Sejauh ini, luasan RTH publik di Kota Malang masih berkisar 4% dari total 20% yang harus dipenuhi. Hal ini dikonfirmasi oleh Kepala Badan Perencanaan Pembangunan Daerah (Bappeda) Dwi Rahayu melalui media. Padahal, sejak tahun 2011 Pemerintah Kota Malang telah mencanangkan penyediaan RTH publik seluas kurang lebih 2.350 Ha, atau setidaknya kurang lebih 21% dari total luas wilayah Kota Malang.

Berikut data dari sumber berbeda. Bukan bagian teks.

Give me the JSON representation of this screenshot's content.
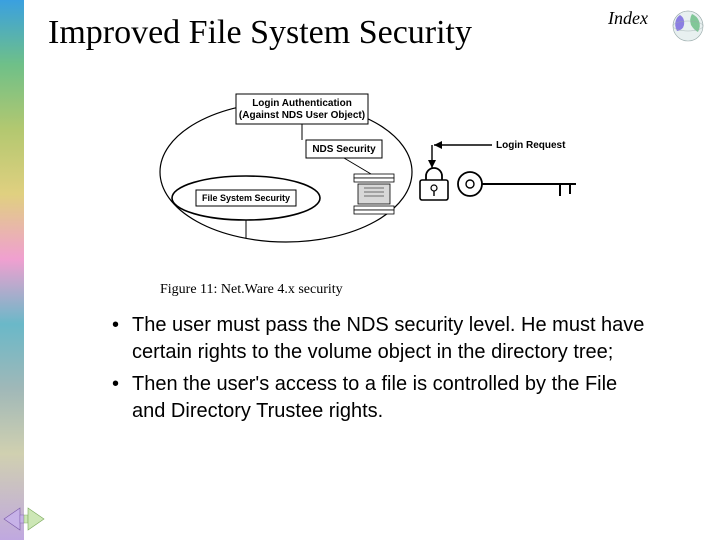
{
  "header": {
    "title": "Improved File System Security",
    "index_link": "Index"
  },
  "diagram": {
    "label_login_auth_line1": "Login Authentication",
    "label_login_auth_line2": "(Against NDS User Object)",
    "label_nds_security": "NDS Security",
    "label_fs_security": "File System Security",
    "label_login_request": "Login Request"
  },
  "figure": {
    "caption": "Figure 11: Net.Ware 4.x security"
  },
  "bullets": {
    "item1": "The user must pass the NDS security level. He must have certain rights to the volume object in the directory tree;",
    "item2": "Then the user's access to a file is controlled by the File and Directory Trustee rights."
  }
}
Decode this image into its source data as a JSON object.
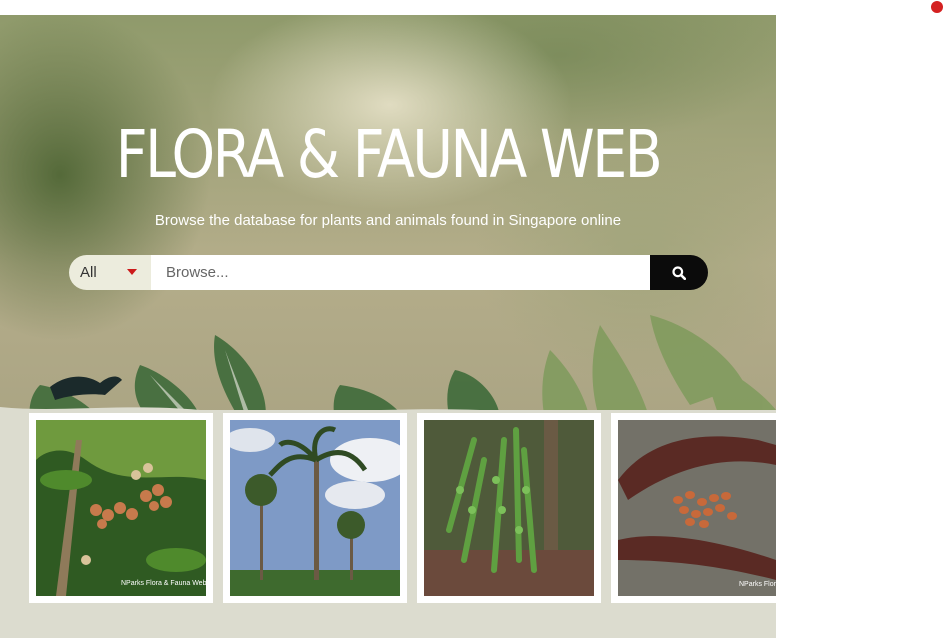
{
  "hero": {
    "title": "FLORA & FAUNA WEB",
    "subtitle": "Browse the database for plants and animals found in Singapore online"
  },
  "search": {
    "category_selected": "All",
    "placeholder": "Browse...",
    "value": "",
    "button_icon": "search-icon"
  },
  "gallery": {
    "items": [
      {
        "subject": "fruiting-shrub-photo",
        "watermark": "NParks Flora & Fauna Web"
      },
      {
        "subject": "palm-trees-photo",
        "watermark": ""
      },
      {
        "subject": "fern-photo",
        "watermark": ""
      },
      {
        "subject": "seed-pods-photo",
        "watermark": "NParks Flor"
      }
    ]
  },
  "colors": {
    "accent_red": "#cc1a1a",
    "search_button": "#0b0b0b",
    "band": "#dcdccf"
  }
}
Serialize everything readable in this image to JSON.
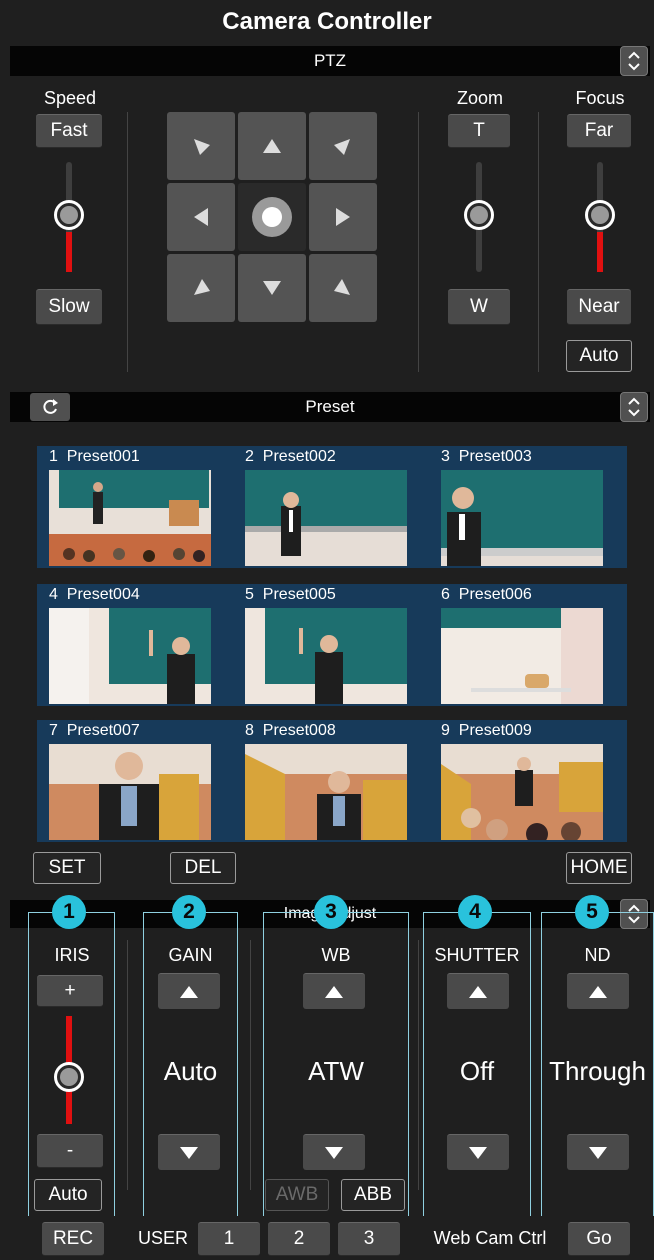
{
  "app": {
    "title": "Camera Controller"
  },
  "ptz": {
    "section_title": "PTZ",
    "speed": {
      "label": "Speed",
      "fast": "Fast",
      "slow": "Slow"
    },
    "zoom": {
      "label": "Zoom",
      "tele": "T",
      "wide": "W"
    },
    "focus": {
      "label": "Focus",
      "far": "Far",
      "near": "Near",
      "auto": "Auto"
    }
  },
  "preset": {
    "section_title": "Preset",
    "items": [
      {
        "num": "1",
        "name": "Preset001"
      },
      {
        "num": "2",
        "name": "Preset002"
      },
      {
        "num": "3",
        "name": "Preset003"
      },
      {
        "num": "4",
        "name": "Preset004"
      },
      {
        "num": "5",
        "name": "Preset005"
      },
      {
        "num": "6",
        "name": "Preset006"
      },
      {
        "num": "7",
        "name": "Preset007"
      },
      {
        "num": "8",
        "name": "Preset008"
      },
      {
        "num": "9",
        "name": "Preset009"
      }
    ],
    "set_label": "SET",
    "del_label": "DEL",
    "home_label": "HOME"
  },
  "image_adjust": {
    "section_title": "Image Adjust",
    "badges": [
      "1",
      "2",
      "3",
      "4",
      "5"
    ],
    "iris": {
      "label": "IRIS",
      "plus": "+",
      "minus": "-",
      "auto": "Auto"
    },
    "gain": {
      "label": "GAIN",
      "value": "Auto"
    },
    "wb": {
      "label": "WB",
      "value": "ATW",
      "awb": "AWB",
      "abb": "ABB"
    },
    "shutter": {
      "label": "SHUTTER",
      "value": "Off"
    },
    "nd": {
      "label": "ND",
      "value": "Through"
    }
  },
  "bottom": {
    "rec": "REC",
    "user_label": "USER",
    "user_buttons": [
      "1",
      "2",
      "3"
    ],
    "webcam_label": "Web Cam Ctrl",
    "go": "Go"
  },
  "colors": {
    "background": "#1f1f1f",
    "bar": "#050505",
    "button": "#4a4a4a",
    "preset_bg": "#173a5a",
    "badge": "#29c2dc",
    "slider_red": "#e01010",
    "highlight_box": "#8fd0e0"
  }
}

Hal ini selalu menjadi catatan, baik dari elemen internal pemerintahan maupun elemen masyarakat. Hal ini juga dibuktikan dengan rencana Pemerintah Kota Malang untuk merevisi Peraturan Daerah No. 4 Tahun 2011 tentang Rencana Tata Ruang dan Wilayah Kota Malang. Berdasarkan Berita Acara Pertemuan Lintas Sektor Rancangan Peraturan Daerah Kota Malang tentang Rencana Tata Ruang Wilayah Kota Malang Nomor 56.I/BA-200.13.PB.01/XII/2021, terlihat bahwa persoalan ini telah disadari oleh internal Pemerintah Kota Malang. Poin 4 dalam Berita Acara tersebut berbunyi, “Pemerintah Kota Malang perlu menyesuaikan perubahan muatan substansi yang terdapat dalam ranperda ke dalam muatan materi teknis, seperti muatan KP2B dan pemenuhan RTH Publik 20% yang belum sesuai antara ranperda dan materi teknis”.

Pertanyaannya kemudian adalah, dengan kesadarannya, apa yang menyebabkan Pemerintah Kota Malang hingga kini sulit memenuhi aturan yang bahkan telah direncanakan sendiri sejak 11 tahun yang lalu?
RTH Kota Malang dan Kepentingan
Catatan di atas menunjukkan adanya kontradiksi bagaimana mendefinisikan RTH dan seperti apa implementasinya. Karena pembentukan ruang tidak dapat lepas bagaimana pemegang kuasa berperan. Pemegang kuasa ini adalah aktor-aktor yang memiliki kepentingan atas pembentukan ruang. Seperti bagaimana kolaborasi antara swasta dan pemerintah pusat hingga daerah yang mendorong definisi ruang seperti RTH untuk mengakomodir kepentingan mereka. Kolaborasi demikian dapat dimaknai sebagai relasi kuasa, di mana ada upaya mendorong konseptualisasi atas ruang untuk mendorong kebutuhan mereka, termasuk salah satunya melancarkan akumulasi kapital.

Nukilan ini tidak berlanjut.